November 26, 2024
Archive

Federal judge reverses groundfishing decision Fewer days, areas off-limits to New England industry

Much to the relief of area fishermen, a federal judge Thursday reversed an earlier ruling that cut the number of days fishermen could spend at sea and put several new areas off-limits to them.

Instead, U.S. District Court Judge Gladys Kessler said a compromise plan accepted by most of the parties to the lawsuit before her provided a better means for protecting groundfish stocks while minimizing the economic impact on New England’s fishermen. That plan also reduced days at sea, but to a lesser extent, and put fewer areas off-limits to fishing.

“This is very good news,” said Craig Pendleton, a fisherman from Portland and director of the Northwest Atlantic Marine Alliance, which represents fishermen from Rhode Island to Canada. “It brings us back to a place where there was a lot more agreement, despite the pains and sacrifices it would have involved.”

Pendleton, who owns a 54-foot boat, said there still would be economic hardships under the compromise plan but they would be less than those that would have resulted from the judge’s earlier ruling.

Since Kessler’s April 26 decision, fishermen from Rhode Island to Maine have held protests saying her ruling would put many of them out of business. One was held in South Portland last weekend.

Members of Congress from the region, including Maine’s four-member delegation, have called for federal assistance for fishermen harmed by the ruling. The Senate Appropriations Committee on Wednesday approved $16 million in federal assistance for New England’s groundfish fishermen, $2 million of which is expected to come to Maine. The funding still must be approved by the Senate.

Despite the judge’s change of heart, the funding still is needed, said Sen. Olympia Snowe.

“This is very good news and offers a reprieve from the overly burdensome ruling, but there will still be considerable hardship in the fishery,” the Maine Republican said Thursday.

Conservation groups were upset by the reversal and are considering appealing the judge’s latest ruling, which goes into effect immediately.

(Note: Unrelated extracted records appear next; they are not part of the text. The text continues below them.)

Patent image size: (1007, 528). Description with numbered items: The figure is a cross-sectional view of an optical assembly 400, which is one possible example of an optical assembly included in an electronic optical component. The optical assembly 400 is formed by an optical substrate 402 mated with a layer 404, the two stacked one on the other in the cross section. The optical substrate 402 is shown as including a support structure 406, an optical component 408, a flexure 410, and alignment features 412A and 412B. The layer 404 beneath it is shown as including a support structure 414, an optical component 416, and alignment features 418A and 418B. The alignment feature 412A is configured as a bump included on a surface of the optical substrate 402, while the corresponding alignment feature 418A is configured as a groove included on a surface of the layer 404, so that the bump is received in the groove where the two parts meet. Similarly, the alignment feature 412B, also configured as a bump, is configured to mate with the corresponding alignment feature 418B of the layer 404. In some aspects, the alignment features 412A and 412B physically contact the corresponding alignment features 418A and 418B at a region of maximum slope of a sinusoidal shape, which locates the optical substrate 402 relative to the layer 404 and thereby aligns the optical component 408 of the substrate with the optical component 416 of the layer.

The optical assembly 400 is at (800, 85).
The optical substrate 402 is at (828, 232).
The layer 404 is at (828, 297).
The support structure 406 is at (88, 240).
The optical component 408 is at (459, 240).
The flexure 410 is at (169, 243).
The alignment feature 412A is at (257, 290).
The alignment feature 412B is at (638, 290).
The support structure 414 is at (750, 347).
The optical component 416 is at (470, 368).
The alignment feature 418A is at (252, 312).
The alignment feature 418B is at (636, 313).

“We’re disappointed,” said Geoff Smith, the New England fish conservation manager for the Ocean Conservancy in Portland. “Reductions in fishing effort and area closures are needed to reduce fish mortality.”

The lawsuit was filed in 2000 by four conservation groups that charged that the National Marine Fisheries Service was not doing enough to stop the overharvesting of groundfish stocks such as cod, flounder and haddock. Kessler agreed with the groups and required the parties to come up with solutions. One was hammered out by fishermen’s groups, state and federal officials and one conservation group after five days of mediation. It called for a 20 percent reduction in days at sea, expanded no-fishing zones and required gear modifications to let young fish escape.

Although fishermen said the compromise plan still was hard to swallow, it was better than the 50 percent reduction in days at sea and broader closures proposed by the NMFS and the quotas that conservation groups wanted.

“We continue to believe that [the compromise agreement] is the right interim set of measures,” said Peter Shelley, vice president of the Conservation Law Foundation in Rockland. The CLF was the lead plaintiff in the lawsuit but later joined forces with fishermen and government officials because it realized that stringent regulations called for by other conservation groups would harm fishermen.

The judge’s initial ruling would have created “manifest injustice,” Shelley said, and he praised her for reviewing her decision in light of requests to do so from most of those involved in the lawsuit.

Because most groundfish stocks are rebounding, stringent measures that would harm fishermen greatly were not needed, Shelley said.

“This is good news for Maine,” he said. “People are still going to suffer but they will suffer less than under the [original] court order.”

While Kessler adopted much of the compromise plan in her initial ruling, she added new off-limit areas and was more restrictive in calculating the number of days fishermen could spend at sea, costing some 10 days on the water. These changes are what fishermen, state and federal officials and the CLF objected to when they asked the judge to reconsider her action.

In the order vacating her April ruling, Kessler wrote Thursday that she had come to realize that her decision “would produce unintended consequences.” Among them would be to “cause grave economic and social hardship, as well as injustice to individuals, to families, to fishing communities, and to surrounding cities and states,” she wrote.

Smith of the Ocean Conservancy acknowledged the April ruling would have caused some hardship but said the judge should have stuck to her guns.

“The order would cause short-term economic hardships, but those hardships are necessary in the short term to rebuild stocks,” he said.